Tom Rowe

Tom Rowe is a recent graduate of the Graphics BA at Brighton Uni, and also a member of Evening Tweed which is where we spotted his work. Tom worked on one of our first and most ambitious Small Press Books ‘Said the Computer to the Specialist’ before going on to do the amazing ‘Mixing Desk’ print with us too. He’s one of the most industrious young men we’ve ever come across and just looking at his depictions of analogue computers and bizarre machinery confirms he’s a work-a-holic. Great; if it means we get work like this!

The idea for the book came from when he first started creating the prints at university in 2008, “unfortunately due to the time and money pressures I was never able to give it the loving attention it deserved until Nobrow contacted me, who facilitated and produced it with such a high level of quality and detail.”

We asked Tom to explain some of the thinking behind the imagery: “It’s my reaction to obsolescence and how quickly technology is replaced by a slightly improved version of its self, this was also fueled by the writings and predictions of the late great Marshall Mcluhan. The title of the book is derived from an interview with him on a tv show in the mid seventies.”

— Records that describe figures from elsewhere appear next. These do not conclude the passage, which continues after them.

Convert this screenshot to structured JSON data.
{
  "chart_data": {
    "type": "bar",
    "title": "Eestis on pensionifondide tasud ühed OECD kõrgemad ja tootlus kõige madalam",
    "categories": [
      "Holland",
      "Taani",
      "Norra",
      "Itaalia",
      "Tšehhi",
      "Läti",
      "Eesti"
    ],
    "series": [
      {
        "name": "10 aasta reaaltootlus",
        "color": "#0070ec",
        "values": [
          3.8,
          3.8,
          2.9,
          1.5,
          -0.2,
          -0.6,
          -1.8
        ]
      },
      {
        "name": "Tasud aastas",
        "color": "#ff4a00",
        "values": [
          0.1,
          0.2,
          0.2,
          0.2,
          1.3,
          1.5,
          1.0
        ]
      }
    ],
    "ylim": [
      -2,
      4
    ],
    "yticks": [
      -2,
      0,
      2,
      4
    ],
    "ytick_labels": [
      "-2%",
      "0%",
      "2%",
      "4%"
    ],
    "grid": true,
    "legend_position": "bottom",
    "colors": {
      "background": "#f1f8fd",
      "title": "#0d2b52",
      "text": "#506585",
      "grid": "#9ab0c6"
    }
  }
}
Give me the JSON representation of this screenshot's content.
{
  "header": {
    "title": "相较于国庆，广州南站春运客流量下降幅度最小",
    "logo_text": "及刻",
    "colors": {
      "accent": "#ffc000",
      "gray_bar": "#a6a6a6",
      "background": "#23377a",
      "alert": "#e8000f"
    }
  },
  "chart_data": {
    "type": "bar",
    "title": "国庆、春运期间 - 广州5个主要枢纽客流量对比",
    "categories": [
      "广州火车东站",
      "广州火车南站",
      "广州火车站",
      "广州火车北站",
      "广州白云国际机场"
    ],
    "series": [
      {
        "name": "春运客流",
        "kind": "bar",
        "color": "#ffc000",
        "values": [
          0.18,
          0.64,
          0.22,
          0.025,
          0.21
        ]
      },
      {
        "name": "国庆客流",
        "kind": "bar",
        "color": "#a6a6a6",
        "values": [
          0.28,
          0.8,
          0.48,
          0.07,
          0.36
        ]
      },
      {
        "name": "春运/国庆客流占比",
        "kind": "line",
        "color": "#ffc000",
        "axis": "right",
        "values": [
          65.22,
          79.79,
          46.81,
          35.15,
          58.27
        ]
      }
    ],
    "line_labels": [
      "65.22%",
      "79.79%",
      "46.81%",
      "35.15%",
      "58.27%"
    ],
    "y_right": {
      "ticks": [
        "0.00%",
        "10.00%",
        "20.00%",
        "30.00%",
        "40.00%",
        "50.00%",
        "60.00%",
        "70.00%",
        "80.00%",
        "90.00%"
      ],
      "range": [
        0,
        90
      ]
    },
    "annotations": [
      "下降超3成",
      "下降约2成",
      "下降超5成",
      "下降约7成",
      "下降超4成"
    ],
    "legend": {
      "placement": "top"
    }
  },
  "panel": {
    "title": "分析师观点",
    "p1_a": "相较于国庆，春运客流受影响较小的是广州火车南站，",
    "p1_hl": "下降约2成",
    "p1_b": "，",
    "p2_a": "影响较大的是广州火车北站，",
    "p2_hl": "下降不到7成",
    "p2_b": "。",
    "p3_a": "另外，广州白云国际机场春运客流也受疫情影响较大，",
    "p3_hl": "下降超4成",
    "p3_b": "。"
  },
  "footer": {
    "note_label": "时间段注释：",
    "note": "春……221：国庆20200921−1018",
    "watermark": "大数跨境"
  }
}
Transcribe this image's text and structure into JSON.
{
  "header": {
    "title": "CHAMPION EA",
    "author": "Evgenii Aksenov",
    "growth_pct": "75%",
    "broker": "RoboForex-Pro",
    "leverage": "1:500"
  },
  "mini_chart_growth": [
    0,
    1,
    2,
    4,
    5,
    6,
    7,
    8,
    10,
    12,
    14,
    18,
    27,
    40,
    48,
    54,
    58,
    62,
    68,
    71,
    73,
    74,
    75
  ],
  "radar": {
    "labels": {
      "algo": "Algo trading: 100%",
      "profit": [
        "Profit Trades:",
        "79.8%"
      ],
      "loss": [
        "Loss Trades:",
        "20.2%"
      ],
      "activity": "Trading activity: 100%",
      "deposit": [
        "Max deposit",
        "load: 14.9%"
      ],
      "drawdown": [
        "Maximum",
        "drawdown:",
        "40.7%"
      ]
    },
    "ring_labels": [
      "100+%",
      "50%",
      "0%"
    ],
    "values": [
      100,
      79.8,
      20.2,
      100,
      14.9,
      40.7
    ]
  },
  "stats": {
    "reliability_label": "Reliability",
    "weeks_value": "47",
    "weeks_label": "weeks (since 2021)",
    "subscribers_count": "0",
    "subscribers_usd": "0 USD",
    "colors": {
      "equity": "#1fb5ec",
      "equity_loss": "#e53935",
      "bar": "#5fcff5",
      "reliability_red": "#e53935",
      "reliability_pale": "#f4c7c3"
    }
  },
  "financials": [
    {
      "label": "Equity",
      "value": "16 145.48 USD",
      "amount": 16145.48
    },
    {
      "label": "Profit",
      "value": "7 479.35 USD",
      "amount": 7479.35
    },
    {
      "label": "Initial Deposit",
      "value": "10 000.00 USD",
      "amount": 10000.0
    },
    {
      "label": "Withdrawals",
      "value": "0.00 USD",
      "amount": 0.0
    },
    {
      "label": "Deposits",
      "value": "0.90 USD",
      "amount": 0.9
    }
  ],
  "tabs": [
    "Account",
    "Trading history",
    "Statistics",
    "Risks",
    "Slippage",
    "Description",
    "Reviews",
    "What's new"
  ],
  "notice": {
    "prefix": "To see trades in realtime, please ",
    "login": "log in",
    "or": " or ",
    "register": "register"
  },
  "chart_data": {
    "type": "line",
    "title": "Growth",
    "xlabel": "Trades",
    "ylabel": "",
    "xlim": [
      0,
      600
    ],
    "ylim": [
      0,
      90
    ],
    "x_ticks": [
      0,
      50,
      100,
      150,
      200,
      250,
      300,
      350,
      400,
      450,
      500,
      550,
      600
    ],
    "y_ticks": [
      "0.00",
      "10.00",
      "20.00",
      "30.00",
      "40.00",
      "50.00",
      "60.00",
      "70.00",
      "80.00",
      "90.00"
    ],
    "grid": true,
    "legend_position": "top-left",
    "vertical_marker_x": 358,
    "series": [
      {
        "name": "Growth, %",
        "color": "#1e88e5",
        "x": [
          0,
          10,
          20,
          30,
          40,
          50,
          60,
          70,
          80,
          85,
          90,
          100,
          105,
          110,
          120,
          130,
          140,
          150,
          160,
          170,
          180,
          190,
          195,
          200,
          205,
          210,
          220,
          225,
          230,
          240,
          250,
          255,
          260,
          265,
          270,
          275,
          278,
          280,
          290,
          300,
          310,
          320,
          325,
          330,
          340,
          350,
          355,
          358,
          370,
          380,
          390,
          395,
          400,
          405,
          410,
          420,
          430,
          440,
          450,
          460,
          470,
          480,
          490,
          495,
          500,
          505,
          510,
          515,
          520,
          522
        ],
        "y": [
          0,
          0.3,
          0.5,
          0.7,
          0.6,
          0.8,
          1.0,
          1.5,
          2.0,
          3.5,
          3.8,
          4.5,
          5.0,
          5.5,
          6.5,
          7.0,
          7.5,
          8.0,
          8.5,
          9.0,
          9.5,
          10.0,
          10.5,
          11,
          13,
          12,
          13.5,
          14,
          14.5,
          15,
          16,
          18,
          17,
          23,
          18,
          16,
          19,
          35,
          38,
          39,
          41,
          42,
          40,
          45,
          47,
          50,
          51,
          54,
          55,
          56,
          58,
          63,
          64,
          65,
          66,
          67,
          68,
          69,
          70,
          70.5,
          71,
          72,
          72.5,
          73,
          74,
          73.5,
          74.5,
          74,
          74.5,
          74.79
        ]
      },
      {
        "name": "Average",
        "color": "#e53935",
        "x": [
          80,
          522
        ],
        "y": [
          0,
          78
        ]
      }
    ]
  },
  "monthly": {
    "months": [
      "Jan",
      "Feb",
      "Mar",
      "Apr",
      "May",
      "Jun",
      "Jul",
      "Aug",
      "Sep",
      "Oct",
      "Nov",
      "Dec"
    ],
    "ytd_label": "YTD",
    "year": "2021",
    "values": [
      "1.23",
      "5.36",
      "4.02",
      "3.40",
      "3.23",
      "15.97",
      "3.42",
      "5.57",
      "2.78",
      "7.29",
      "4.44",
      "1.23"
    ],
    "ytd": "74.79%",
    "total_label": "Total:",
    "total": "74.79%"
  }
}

In true Nobrow style, Tom has spent half his adult life collecting (or hoarding we should say) secondary sourced technological journals, ‘how to books’ and images of anything which is electrical or mechanical. Most of these come from ‘Europes biggest book barn’ which is very near where he’s from in Somerset. “These images give me the inspiration and ideas to start, and usually a finished illustration will be an amalgamation of a few images I have sourced.” Tom pens and finishes most of his compositions in Illustrator before finally separating the colours for a screenprint.

Tom lists his current influences as: Vintage Tomorrow’s World Journals, the electronic epochs, Terry Gilliam, most of the scenes from ‘Steam Boy’ by Katsuhiro Otomo, Marshall Mcluhan, Jello Biafra and of course Heath Robinson.

With such an exciting body of work already under his belt we can’t wait to see what eclectic futuristic anachronisms he can concoct next.